Selain itu masyarakat juga memiliki peran penting dalam menemukan kasus di lapangan, mendampingi pasien, serta mengurangi stigma terhadap penderita.
“Masyarakat menjadi garda terdepan baik dalam penemuan kasus maupun pendampingan, termasuk menghilangkan stigma,” jelasnya.
Kegiatan sosialisasi ini merupakan bagian dari inisiasi DPRD Kota Samarinda melalui panitia khusus (pansu) IV, yang dilaksanakan dalam tiga tahap dan melibatkan berbagai unsur.
“Hari ini pesertanya dari akademisi, mahasiswa, serta organisasi. Besok akan dihadiri lebih banyak kader, dan hari ketiga direncanakan di rutan,” terangnya.
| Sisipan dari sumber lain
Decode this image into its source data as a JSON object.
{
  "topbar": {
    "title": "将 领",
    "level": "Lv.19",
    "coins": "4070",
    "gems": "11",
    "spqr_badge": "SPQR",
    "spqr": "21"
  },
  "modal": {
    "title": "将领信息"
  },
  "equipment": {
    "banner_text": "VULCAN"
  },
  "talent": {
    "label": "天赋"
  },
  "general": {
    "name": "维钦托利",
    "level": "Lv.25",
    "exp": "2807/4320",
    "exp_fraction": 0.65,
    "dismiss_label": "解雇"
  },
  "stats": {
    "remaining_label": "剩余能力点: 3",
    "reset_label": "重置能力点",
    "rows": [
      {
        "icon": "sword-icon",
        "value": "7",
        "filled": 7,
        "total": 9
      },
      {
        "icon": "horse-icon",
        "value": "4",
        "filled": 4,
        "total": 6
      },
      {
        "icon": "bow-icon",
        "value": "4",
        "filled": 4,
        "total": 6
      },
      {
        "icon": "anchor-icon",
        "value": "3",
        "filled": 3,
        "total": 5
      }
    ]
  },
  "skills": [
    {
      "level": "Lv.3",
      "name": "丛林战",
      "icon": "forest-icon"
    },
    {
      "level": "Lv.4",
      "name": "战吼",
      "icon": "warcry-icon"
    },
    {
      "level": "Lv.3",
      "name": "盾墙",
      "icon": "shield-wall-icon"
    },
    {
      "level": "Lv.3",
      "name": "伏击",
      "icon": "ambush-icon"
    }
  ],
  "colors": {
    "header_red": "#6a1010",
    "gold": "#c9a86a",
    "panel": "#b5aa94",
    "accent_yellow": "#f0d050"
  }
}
Dalam kegiatan tersebut peserta juga mendapatkan pemaparan terkait kebijakan yang telah ada, baik di tingkat nasional, provinsi, maupun kondisi terkini kasus TBC dan HIV/AIDS di Kota Samarinda.
Ia mengungkapkan kasus TBC dan HIV/AIDS di Samarinda masih menunjukkan peningkatan setiap tahunnya sehingga diperlukan langkah konkret dan terkoordinasi.
“Kasus masih meningkat setiap tahun, sementara target eliminasi ada di 2030. Waktu kita semakin terbatas,” katanya.
Melalui penyusunan Raperda ini diharapkan dapat menjadi dasar hukum yang kuat dalam mendorong kerja sama lintas sektor untuk menekan angka kasus di masa mendatang.
“Perda ini penting agar semua pihak bisa bergerak bersama dalam pencegahan dan penanggulangan TBC dan HIV/AIDS,” pungkasnya.